2. Adopt Virtual Patching for Breach‑Time Cover
WAAP platforms that inject mitigation rules at the edge can neutralize exploits hours after disclosure. Indusface data shows virtual patches blocking 62 percent of web and 71 percent of API exploit traffic* in 2024 - Indusface.
3. Automate Discovery of Shadow IT and Edge Appliances
Asset‑mapping tools flag forgotten VPN concentrators, load balancers, and test servers that rarely receive maintenance but always face the internet.
4. Pair Detection with Autonomous Remediation
Solutions like SwyftComply stitch vulnerability scanning to policy‑driven response, cutting remediation windows from months to 72 hours by rolling out compensating controls while code fixes queue up.
5. Integrate Threat Intelligence with Patch Prioritization
If SwyftComply is not feasible, the next best option is to feed CISA KEV lists and exploit‑in‑the‑wild telemetry into risk‑based scoring so security teams patch what attackers actually use, not just what scores 9.8 on CVSS.
Learn more our about risk based prioritisation – AcuRisQ here .
6. Strengthen Build Pipelines, Not Just Prod
Strengthen your software supply chain by integrating these CI/CD safeguards:
- Harden CI/CD with signed artifacts and automatic SBOM generation.
- Add static and dynamic analysis gates that break builds on exploitable flaws.
- Treat IaC misconfigurations as vulnerabilities; remediate via pull request.
7. Layer in Runtime Protection and Anomaly Detection
Exploit‑behavior analytics (memory access patterns, SQL injection signatures, outbound traffic spikes) provide the safety net when a patch slips through scheduling cracks.
Conclusion – Closing Time for the Easy Way In
The data tells a consistent story. Phishing volumes remain high, but efficacy has plateaued. In contrast, the universe of exploitable code grows by three hundred vulnerabilities every week, and attackers can weaponize the freshest ones before the coffee cools in the security operations center (SOC). Open vulnerabilities are cheaper, faster, and more scalable to abuse than tricking humans. They have thus become the adversary’s tool of choice.

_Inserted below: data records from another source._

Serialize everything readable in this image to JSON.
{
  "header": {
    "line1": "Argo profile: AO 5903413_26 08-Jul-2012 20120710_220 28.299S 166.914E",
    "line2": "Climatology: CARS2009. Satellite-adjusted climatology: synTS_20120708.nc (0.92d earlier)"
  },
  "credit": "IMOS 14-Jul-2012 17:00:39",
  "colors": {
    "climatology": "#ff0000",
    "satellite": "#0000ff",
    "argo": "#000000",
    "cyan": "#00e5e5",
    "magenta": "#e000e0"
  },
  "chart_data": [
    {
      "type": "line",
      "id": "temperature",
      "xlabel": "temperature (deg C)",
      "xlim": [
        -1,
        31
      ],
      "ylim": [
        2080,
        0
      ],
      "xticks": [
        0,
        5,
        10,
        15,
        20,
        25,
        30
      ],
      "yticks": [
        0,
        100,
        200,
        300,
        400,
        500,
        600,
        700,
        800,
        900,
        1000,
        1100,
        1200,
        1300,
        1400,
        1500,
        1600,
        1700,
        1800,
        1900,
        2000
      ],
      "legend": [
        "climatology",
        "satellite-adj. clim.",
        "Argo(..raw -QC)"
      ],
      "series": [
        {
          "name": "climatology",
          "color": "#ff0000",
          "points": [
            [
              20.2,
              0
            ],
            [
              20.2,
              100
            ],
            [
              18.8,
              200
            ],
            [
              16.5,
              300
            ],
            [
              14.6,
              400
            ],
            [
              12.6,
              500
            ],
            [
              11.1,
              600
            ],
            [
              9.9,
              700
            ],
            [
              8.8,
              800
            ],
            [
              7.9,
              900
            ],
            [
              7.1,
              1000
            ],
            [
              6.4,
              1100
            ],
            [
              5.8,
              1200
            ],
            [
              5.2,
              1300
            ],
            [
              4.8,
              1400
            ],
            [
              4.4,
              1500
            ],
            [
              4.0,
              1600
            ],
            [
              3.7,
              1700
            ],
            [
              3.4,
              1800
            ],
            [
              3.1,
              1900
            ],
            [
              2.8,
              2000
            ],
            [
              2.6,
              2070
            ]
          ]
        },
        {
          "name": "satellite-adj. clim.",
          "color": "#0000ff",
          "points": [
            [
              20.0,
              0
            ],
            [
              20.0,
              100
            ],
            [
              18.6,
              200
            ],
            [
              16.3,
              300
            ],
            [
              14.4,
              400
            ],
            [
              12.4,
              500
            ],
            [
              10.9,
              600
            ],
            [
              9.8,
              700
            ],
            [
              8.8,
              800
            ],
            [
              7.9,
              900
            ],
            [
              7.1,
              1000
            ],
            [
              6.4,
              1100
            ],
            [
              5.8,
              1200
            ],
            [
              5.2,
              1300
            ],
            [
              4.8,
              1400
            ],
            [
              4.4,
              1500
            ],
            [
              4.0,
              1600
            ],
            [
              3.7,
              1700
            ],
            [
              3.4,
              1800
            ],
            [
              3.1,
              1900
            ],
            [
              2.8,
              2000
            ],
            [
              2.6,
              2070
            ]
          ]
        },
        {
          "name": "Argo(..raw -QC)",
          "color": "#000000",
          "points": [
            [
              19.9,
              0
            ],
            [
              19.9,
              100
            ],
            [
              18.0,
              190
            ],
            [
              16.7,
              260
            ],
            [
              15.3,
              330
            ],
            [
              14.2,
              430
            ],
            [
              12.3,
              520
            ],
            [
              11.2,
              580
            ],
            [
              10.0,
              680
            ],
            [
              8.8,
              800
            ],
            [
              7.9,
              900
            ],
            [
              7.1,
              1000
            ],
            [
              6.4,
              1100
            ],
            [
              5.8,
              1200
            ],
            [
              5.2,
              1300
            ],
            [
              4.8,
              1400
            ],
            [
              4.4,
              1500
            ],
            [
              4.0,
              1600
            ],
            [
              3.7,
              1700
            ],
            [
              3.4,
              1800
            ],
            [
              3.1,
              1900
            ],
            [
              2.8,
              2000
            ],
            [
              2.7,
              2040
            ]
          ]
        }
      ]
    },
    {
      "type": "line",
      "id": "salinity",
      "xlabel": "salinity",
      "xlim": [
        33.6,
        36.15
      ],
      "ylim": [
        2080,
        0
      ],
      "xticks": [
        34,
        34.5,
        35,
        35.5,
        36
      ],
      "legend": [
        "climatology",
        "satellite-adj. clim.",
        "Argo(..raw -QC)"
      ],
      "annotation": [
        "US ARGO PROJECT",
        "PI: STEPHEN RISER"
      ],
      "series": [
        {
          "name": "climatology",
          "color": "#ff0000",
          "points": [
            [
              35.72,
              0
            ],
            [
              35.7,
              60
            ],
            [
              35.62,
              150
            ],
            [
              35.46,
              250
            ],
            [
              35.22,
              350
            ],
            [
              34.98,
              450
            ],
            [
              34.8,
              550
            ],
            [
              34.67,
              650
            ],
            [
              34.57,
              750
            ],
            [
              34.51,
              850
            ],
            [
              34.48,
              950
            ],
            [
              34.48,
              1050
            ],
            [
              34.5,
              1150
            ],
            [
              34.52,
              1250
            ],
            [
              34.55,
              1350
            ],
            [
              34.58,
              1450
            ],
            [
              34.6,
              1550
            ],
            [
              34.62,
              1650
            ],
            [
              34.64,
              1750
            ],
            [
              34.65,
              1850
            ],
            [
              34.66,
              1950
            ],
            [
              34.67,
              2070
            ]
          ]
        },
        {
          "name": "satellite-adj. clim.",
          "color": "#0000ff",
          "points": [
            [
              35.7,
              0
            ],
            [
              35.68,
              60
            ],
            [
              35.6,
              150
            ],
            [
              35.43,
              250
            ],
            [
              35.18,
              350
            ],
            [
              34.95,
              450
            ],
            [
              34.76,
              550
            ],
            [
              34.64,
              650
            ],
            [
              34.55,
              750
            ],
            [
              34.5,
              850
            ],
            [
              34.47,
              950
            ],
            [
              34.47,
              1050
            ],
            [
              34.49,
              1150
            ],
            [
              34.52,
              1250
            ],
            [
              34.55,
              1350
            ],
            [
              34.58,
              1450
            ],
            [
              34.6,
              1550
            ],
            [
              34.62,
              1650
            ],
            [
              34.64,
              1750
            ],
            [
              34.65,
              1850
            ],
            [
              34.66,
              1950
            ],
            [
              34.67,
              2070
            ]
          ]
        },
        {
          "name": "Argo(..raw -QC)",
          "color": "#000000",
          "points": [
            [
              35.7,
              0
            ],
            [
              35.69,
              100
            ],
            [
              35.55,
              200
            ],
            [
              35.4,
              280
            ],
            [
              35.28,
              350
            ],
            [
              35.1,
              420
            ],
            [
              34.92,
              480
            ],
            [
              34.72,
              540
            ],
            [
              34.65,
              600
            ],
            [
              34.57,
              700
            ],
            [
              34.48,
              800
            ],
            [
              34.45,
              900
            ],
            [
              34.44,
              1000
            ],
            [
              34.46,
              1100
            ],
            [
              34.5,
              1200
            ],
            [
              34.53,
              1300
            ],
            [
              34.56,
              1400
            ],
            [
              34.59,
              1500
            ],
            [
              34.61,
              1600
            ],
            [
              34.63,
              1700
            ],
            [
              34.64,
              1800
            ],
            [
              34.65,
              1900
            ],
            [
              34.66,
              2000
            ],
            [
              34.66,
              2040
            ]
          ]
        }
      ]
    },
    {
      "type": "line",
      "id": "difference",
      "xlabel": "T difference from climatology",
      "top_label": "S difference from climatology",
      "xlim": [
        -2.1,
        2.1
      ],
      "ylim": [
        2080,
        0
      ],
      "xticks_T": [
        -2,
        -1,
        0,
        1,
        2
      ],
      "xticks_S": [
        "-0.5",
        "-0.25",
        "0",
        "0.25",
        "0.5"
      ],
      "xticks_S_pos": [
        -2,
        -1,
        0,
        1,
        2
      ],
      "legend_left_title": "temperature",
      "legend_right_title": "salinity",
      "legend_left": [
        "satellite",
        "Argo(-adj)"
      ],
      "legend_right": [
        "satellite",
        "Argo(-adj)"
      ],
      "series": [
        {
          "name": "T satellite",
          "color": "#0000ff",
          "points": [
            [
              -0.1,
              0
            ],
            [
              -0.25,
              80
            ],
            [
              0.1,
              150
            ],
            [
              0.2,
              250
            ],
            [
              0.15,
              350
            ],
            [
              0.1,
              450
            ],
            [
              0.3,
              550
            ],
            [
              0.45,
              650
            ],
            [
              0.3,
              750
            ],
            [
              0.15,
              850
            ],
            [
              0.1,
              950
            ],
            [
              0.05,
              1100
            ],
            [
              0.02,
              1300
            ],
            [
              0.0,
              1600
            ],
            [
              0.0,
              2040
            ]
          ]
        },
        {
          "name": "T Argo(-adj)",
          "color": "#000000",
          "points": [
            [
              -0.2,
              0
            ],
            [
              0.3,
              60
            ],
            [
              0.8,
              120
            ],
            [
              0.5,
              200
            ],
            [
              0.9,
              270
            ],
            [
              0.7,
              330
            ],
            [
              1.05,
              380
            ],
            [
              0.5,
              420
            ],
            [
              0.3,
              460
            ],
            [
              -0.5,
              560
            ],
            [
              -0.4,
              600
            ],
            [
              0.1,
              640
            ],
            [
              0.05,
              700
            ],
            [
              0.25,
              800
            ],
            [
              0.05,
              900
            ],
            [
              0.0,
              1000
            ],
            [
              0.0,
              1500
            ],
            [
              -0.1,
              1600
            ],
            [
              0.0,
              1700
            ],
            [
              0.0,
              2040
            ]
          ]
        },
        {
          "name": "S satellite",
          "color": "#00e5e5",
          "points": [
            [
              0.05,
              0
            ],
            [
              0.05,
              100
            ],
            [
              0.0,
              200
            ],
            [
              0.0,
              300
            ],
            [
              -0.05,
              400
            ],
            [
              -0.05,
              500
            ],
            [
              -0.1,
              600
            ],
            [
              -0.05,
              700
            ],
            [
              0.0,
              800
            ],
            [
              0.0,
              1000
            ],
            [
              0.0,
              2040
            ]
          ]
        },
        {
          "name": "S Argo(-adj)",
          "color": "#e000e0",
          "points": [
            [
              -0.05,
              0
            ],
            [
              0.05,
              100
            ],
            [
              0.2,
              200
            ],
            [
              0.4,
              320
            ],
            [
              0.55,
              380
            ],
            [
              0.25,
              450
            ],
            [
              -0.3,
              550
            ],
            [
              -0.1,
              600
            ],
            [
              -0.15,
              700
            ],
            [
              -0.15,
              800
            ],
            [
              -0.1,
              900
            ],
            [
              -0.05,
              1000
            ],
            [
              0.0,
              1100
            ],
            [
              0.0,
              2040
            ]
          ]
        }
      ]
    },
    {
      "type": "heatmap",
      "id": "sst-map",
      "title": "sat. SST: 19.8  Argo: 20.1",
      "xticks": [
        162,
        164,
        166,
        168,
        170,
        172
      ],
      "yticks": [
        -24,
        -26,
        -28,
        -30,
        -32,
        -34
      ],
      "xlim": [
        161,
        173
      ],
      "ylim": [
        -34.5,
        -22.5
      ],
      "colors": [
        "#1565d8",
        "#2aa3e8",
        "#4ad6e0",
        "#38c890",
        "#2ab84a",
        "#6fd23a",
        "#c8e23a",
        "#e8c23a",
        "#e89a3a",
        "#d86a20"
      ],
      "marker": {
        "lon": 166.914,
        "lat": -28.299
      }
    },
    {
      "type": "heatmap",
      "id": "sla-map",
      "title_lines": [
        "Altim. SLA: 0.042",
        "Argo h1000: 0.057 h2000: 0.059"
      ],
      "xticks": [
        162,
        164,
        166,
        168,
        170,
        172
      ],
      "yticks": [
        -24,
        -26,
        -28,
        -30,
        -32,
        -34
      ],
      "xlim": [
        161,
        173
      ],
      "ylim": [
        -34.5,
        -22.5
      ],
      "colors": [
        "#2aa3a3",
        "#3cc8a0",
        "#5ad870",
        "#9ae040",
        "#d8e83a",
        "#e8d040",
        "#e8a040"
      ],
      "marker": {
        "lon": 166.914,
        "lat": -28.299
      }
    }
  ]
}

Organizations that still rely on once‑a‑quarter scanning and best‑effort patch roll‑outs are playing breach roulette. The path forward is clear: continuous visibility, machine‑speed remediation, and protective controls that buy back the time humans need to test and deploy fixes. When exploited vulnerabilities are harder to find than phishing marks, the pendulum will swing back. Until then, closing the window on open flaws is the single most effective way to keep attackers out.
By combining disciplined patch hygiene with virtual patching, integrated vulnerability intelligence, and autonomous remediation, security teams can turn the attacker’s new favorite doorway into a brick wall.